# Question regarding airtight (closed cell foam) insulation



## ralleia (Feb 26, 2018)

We've been burning wood in our Vermont Castings Dutchwest 2460 wood stove for over a decade. The house was a drafty 1930 farmhouse, and we got half of it insulated with closed-cell insulating foam a few years ago, and are planning to finish the insulating and remodeling this year.

Closed-cell foam insulation is very airtight however, so what considerations will we need to take into account to make sure that there is ample combustion air for firing the wood stove? The wood stove is located centrally on the main floor of the house, which is two stories plus a basement.

We also have a natural gas central furnace which we run if we aren't burning wood and a natural gas water heater, both located in the basement. Each has their own dedicated air intakes and exhausts.

We plan to insulate the basement as well.


----------



## rowerwet (Feb 26, 2018)

If you are concerned,  look into installing an outside air to air heat exchanger


----------



## semipro (Feb 27, 2018)

You can install a dedicated outside air supply to your stove.  It sounds like you could route it through a wall in your basement and along the basement ceiling to a point where it can go through the 1st floor and connect with your stove.  It is constructed much like a clothes dryer vent.  You'd probably want a direct connection to your stove which is commonly called an outside air kit or "OAK". 
There are many posts on installing OAKs and outside air connections in the Hearth Room.


----------



## woodgeek (Feb 28, 2018)

Its unlikely to be a problem in a retrofit to old construction.   Unless you have one of those MASSIVE exhaust fans over your stove that can depressurize your whole house (think 500 cfm).

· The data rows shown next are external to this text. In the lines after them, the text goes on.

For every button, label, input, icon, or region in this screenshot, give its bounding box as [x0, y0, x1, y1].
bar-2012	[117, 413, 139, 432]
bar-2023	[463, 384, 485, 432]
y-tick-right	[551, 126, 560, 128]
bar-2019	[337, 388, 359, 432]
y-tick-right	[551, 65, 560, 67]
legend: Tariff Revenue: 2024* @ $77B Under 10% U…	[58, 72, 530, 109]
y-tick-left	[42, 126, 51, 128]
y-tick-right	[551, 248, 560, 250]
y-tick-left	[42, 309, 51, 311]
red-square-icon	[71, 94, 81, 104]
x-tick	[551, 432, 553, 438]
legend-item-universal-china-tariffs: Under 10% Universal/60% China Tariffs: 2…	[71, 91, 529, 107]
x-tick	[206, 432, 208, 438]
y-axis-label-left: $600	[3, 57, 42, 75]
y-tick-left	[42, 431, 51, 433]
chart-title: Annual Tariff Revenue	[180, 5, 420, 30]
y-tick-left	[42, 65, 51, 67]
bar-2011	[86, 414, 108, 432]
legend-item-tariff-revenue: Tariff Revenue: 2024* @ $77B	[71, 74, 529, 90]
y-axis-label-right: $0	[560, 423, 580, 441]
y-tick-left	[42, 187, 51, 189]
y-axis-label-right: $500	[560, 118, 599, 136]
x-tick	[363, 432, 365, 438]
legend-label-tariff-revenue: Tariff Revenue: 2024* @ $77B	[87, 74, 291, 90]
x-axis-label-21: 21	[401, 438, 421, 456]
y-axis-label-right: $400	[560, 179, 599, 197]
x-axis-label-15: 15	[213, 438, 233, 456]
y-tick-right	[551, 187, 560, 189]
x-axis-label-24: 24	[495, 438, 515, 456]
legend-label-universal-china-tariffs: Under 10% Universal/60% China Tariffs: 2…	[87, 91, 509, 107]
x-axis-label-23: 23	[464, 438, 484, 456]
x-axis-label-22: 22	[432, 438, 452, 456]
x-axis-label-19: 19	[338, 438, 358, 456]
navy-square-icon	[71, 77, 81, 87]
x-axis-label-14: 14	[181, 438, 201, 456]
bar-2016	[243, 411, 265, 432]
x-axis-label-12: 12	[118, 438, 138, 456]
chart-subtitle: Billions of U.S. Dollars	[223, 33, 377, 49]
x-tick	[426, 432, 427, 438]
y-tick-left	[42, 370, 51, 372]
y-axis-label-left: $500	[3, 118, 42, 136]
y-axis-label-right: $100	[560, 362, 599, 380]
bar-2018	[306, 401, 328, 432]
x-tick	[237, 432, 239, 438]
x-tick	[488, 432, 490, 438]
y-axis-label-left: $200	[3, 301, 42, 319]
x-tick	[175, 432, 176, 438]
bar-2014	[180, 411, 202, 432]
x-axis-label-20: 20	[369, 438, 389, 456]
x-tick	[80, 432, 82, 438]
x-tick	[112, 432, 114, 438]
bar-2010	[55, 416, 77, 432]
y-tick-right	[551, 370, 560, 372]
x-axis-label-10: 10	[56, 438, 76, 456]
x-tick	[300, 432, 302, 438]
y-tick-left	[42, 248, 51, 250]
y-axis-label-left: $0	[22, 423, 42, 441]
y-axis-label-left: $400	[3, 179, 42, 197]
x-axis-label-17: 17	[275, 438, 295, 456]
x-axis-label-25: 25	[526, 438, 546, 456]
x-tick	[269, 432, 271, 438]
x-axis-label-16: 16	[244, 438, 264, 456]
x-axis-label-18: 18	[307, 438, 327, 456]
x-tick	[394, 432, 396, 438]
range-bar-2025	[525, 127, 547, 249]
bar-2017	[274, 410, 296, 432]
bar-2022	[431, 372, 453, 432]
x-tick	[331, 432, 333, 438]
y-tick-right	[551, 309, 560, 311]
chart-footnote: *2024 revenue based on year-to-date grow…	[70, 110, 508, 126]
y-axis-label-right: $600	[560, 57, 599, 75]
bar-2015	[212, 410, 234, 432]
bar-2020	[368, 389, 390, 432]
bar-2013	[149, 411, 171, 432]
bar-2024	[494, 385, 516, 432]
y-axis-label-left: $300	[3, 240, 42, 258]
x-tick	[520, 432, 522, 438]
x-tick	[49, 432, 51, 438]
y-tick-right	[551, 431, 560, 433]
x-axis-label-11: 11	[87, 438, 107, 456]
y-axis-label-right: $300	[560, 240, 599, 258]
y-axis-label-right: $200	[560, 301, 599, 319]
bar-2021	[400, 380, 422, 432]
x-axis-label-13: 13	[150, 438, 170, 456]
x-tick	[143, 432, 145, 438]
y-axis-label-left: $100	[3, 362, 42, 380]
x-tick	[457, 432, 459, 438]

In other words, in terms of air leakage you went from, like, having 6 windows open all the time to only having 2.


----------



## ihookem (Apr 7, 2018)

We have a new 9 yr old house so airtight I have to open windows to get the moisture out in t early winter. We use our gas fireplace with now issues. With an old farmhouse you wont have a problem, the only difference you will notice if it was insulated well is you will burn a lot less wood.


----------